At one point, the FBI investigated the matter and a grand jury was convened, though no indictments resulted. The government never accused Bush of wrongdoing, never deposed him or mentioned him in its civil complaint against MWI.
Former MWI employer Robert Purcell filed a sealed whistleblower complaint in 1989 alleging among other things that MWI failed to disclose that $28 million of $74 million loaned by the Export-Import Bank went to a Nigerian sales agent, Alhaji Indimi, who later became a billionaire oil baron. He alleged company officials and representatives traveled the globe carrying suitcases full of cash.

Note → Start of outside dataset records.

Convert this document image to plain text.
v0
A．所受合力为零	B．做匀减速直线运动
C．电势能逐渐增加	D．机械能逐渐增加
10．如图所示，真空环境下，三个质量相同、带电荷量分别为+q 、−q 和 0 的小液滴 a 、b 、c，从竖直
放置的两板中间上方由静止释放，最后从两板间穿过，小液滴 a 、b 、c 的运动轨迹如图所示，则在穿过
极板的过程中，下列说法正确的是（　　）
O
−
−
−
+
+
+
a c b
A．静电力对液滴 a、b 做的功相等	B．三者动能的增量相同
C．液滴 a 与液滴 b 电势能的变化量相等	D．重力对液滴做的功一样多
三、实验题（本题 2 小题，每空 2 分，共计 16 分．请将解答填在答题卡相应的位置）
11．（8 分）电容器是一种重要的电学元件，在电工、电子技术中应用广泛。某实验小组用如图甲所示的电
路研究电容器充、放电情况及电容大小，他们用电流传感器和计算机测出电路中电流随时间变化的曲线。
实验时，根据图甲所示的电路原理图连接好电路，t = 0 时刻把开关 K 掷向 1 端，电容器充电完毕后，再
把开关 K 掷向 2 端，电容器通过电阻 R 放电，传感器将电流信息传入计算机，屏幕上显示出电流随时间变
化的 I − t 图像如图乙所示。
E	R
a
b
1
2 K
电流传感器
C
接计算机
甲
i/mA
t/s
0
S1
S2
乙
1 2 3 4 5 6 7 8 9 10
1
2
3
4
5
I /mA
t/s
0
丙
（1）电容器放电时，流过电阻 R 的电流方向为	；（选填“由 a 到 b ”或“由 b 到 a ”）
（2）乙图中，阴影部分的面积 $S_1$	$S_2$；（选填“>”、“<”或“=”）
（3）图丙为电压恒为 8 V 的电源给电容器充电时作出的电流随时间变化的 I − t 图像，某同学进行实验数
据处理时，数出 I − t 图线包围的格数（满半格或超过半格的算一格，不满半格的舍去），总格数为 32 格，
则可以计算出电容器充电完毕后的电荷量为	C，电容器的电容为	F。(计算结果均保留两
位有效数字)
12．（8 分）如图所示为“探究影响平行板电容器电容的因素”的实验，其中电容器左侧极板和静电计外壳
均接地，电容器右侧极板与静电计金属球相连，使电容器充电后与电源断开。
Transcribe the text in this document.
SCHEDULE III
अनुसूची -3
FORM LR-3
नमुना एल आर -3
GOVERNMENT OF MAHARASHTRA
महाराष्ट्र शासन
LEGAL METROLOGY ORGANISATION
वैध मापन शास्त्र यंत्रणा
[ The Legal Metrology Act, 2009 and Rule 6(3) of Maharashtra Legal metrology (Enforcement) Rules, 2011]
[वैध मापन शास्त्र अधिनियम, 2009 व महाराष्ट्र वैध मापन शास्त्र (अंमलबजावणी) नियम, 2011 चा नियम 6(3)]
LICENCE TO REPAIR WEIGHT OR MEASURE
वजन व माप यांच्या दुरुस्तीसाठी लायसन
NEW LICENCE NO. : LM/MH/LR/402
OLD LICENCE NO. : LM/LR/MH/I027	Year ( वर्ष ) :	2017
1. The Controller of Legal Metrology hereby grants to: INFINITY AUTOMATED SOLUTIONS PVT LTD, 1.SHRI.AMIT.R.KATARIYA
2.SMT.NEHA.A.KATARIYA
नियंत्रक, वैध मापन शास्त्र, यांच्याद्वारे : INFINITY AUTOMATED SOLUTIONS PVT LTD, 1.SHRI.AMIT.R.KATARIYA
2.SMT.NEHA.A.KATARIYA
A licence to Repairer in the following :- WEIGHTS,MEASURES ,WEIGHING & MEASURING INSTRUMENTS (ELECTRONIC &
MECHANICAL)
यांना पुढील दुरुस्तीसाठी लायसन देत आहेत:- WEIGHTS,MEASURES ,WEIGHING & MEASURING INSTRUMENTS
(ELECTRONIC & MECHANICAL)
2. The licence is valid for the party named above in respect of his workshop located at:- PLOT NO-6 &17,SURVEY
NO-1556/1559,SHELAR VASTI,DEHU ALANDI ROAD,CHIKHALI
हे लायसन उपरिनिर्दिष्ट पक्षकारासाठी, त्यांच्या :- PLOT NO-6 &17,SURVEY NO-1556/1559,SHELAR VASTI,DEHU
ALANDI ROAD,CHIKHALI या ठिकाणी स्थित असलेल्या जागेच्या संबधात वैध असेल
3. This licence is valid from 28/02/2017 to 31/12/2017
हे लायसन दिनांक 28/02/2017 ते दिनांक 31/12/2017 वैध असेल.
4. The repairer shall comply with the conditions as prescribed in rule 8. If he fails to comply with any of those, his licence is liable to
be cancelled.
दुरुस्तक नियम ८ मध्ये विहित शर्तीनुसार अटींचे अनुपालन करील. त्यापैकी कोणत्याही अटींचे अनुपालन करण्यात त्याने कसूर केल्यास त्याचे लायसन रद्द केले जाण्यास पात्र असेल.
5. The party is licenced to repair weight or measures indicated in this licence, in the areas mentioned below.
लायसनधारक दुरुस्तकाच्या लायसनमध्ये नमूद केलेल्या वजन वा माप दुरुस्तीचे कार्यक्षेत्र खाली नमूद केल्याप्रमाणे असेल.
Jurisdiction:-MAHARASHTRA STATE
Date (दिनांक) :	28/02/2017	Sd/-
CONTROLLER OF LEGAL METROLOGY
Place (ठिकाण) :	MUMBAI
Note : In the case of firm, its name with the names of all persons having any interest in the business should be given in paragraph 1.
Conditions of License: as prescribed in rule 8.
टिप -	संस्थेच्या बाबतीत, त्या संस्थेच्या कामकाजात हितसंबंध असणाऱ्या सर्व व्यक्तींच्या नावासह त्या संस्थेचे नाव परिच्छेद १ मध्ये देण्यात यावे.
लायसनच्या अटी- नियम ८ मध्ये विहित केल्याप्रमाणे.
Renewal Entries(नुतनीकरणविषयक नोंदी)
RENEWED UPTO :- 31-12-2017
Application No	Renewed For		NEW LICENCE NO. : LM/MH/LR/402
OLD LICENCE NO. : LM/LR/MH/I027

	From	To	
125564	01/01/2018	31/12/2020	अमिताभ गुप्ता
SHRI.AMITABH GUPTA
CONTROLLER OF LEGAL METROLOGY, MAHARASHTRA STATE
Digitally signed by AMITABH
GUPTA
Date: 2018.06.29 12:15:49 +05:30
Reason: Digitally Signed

As Gov. Bush was running for re-election in 2002, federal prosecutors intervened in the case, filing a suit against MWI, which faced potential damages up to $223 million. The case dragged on until 2013 when a federal jury found MWI guilty of failing to properly report commissions and ordered damages of $22.5 million. After several appeals, the federal court's judgment of liability and fees against MWI were reversed.
"This has been one hell of a big coverup. It's a terrible injustice," said Purcell, 82, who has spent a quarter of his life pursuing the case and contends the Justice Department during the George W. Bush administration helped protect Florida's former governor by restricting evidence and testimony.